New Zealand entomologist G.V. Hudson first proposed the idea of Daylight Saving in the 1870’s. The vernal equinox lies this year on the 20th of March, 17:32. 5:32 somewhere. The Saving hour has its effects on business, on harvest, and on Ben Franklin, who proposed to wake Parisians with bells and canon fire at sunrise in order to lessen the economic strain of candle burn at night. The hour effects, most of all, the circadian rhythm of humans, and mostly then in the negatives. We adjust, after a time.
1980’s 7-eleven Stores and Clorox, owners of Kingsford Charcoal, lobbied hard to maintain and extend the reach of today’s North American Daylight Saving. But 7-eleven and its boon of Kingsford doesn’t conjure in me thoughts of being involuntarily pushed into a different day, depending on my location in the world; it evokes a clear image of you sweeping in front of a store I’ve never seen. Automatic. So let the clock be turned by who it will. I’ll adjust to its tempo.

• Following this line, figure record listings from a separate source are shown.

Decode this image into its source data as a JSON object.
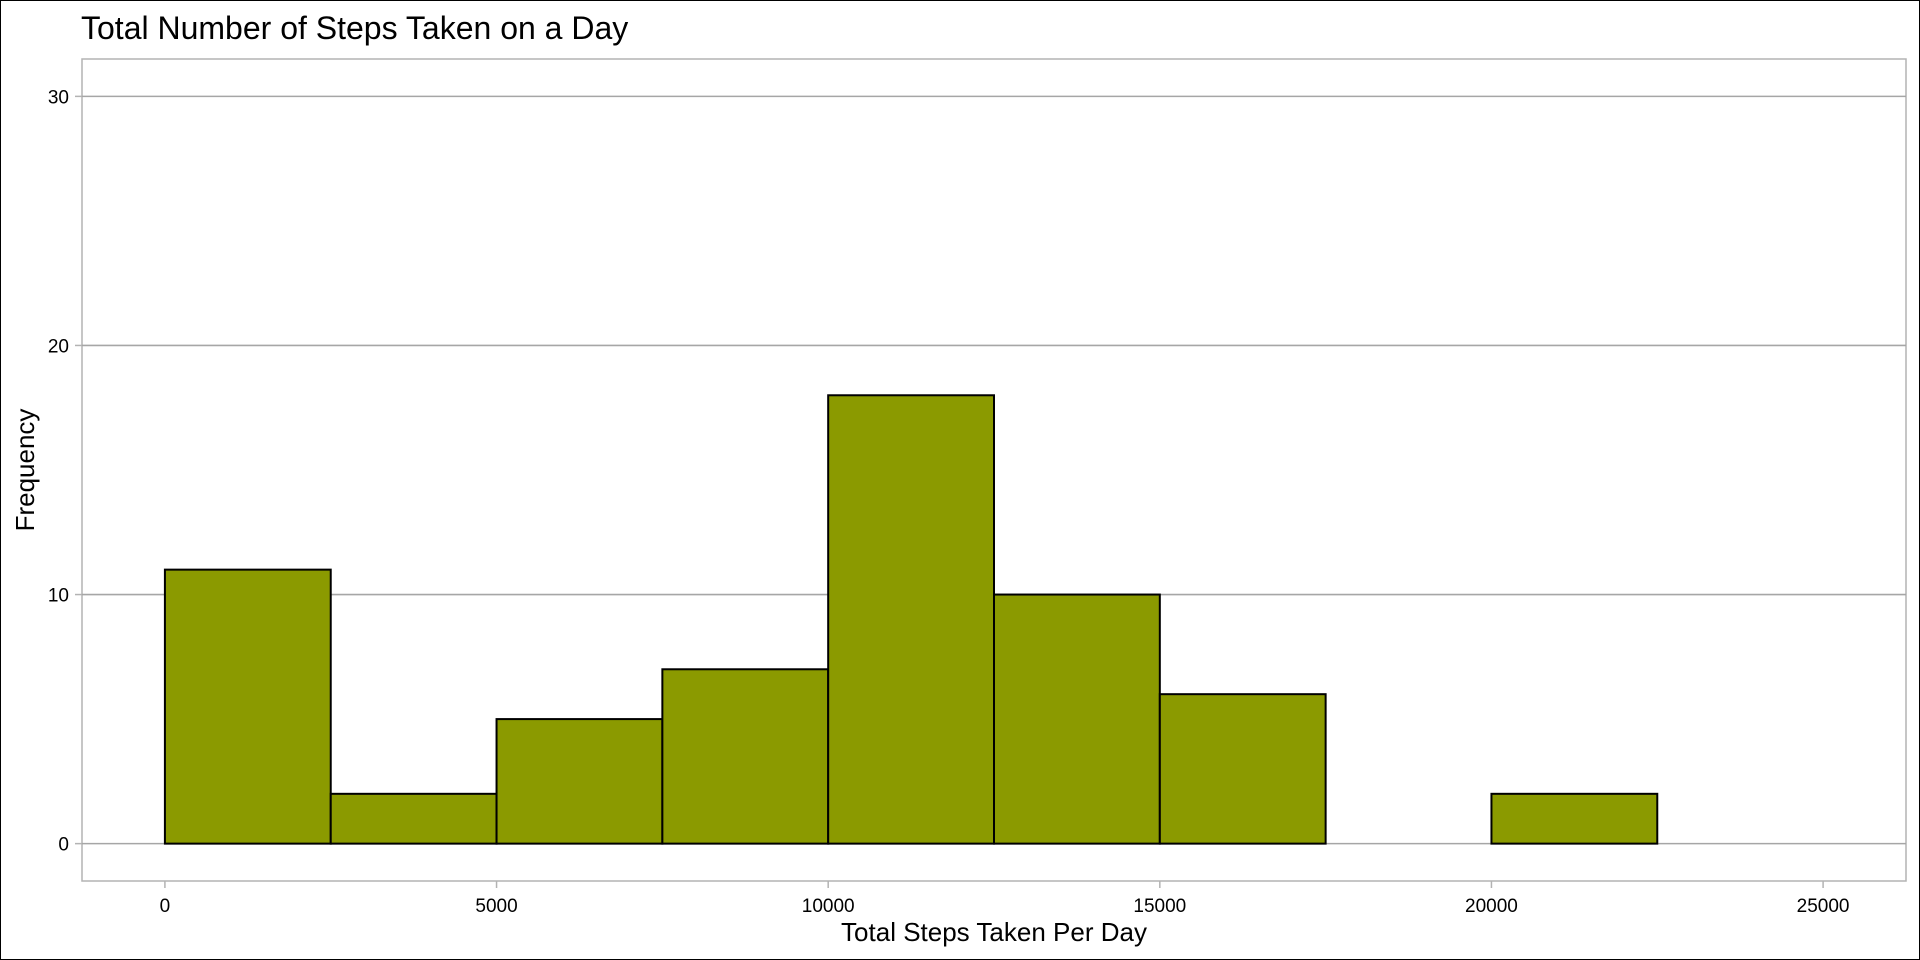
{
  "chart_data": {
    "type": "bar",
    "title": "Total Number of Steps Taken on a Day",
    "xlabel": "Total Steps Taken Per Day",
    "ylabel": "Frequency",
    "bin_edges": [
      0,
      2500,
      5000,
      7500,
      10000,
      12500,
      15000,
      17500,
      20000,
      22500,
      25000
    ],
    "values": [
      11,
      2,
      5,
      7,
      18,
      10,
      6,
      0,
      2,
      0
    ],
    "xlim": [
      -1250,
      26250
    ],
    "ylim": [
      -1.5,
      31.5
    ],
    "x_ticks": [
      0,
      5000,
      10000,
      15000,
      20000,
      25000
    ],
    "x_tick_labels": [
      "0",
      "5000",
      "10000",
      "15000",
      "20000",
      "25000"
    ],
    "y_ticks": [
      0,
      10,
      20,
      30
    ],
    "y_tick_labels": [
      "0",
      "10",
      "20",
      "30"
    ],
    "grid": "horizontal",
    "legend": "none",
    "colors": {
      "bar_fill": "#8b9a00",
      "bar_outline": "#000000",
      "grid": "#a6a6a6",
      "panel_border": "#b3b3b3",
      "text": "#000000"
    }
  }
}
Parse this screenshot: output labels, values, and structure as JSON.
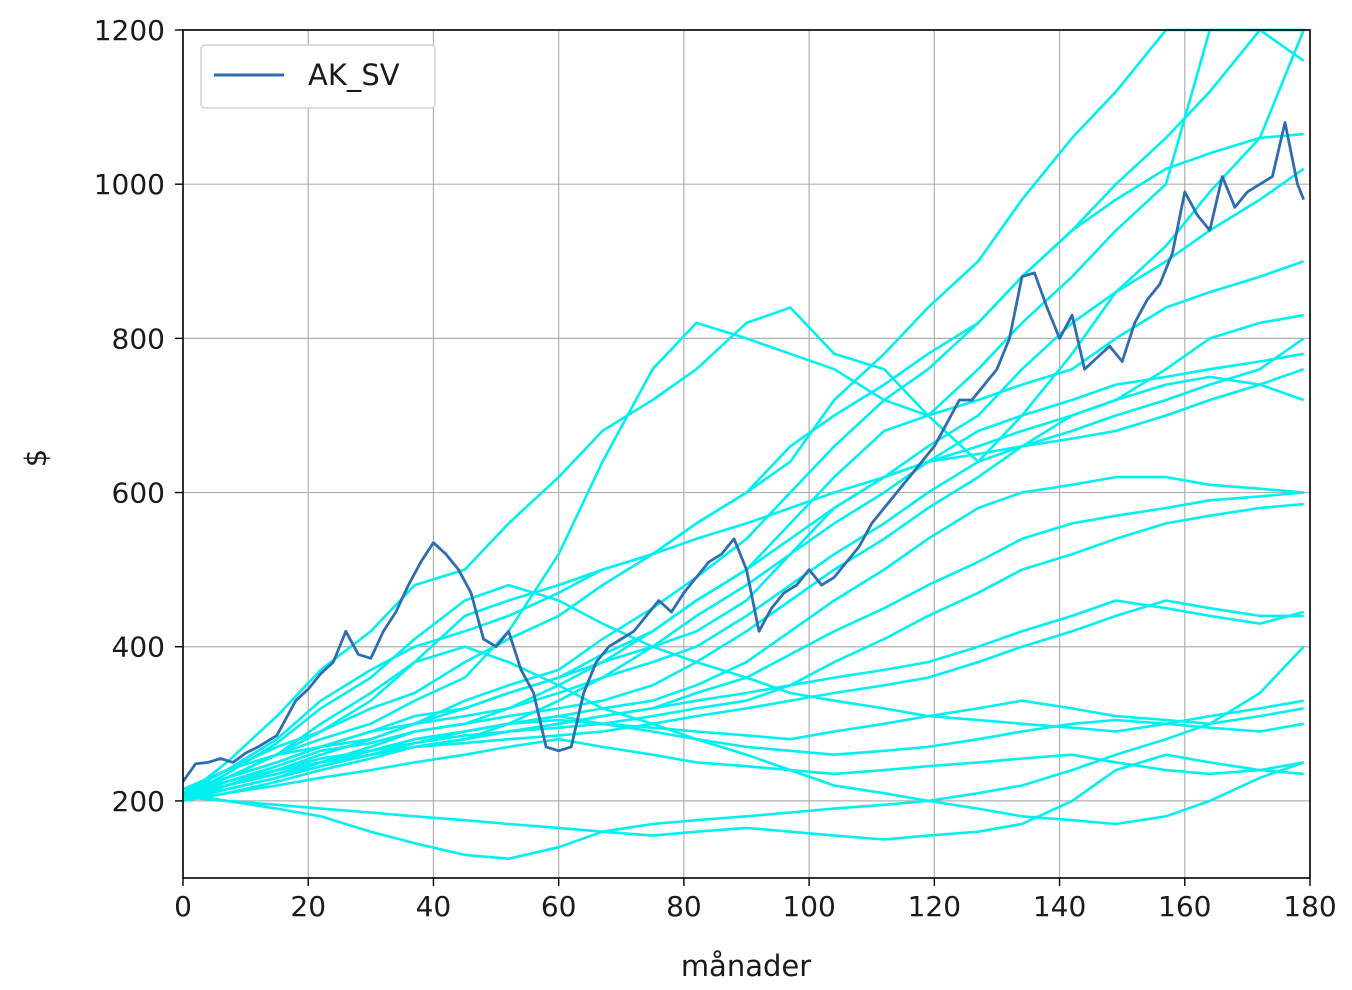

There is no adjustment, despite encouraging thought and talk-yourself feelings, to the half-loss of a perfect time-step. I can’t say no to the chance to meet with my quickener. There are those to greet, to laugh with, to yawn at, to question, to shake, and to answer. But while they and I happily hold our temporary attentions my focus is fixed on a single point and it is you. What of habit? Nothing. What of an instinct that while other ones crack in varying speeds as age cracks me remains so that it knows as much of age as I know what to say? It is there to be fought with. It is there to be thought of too long. It is there to be remembered. It is there to be forgotten. It is something that can have anything done to it because nothing changes it.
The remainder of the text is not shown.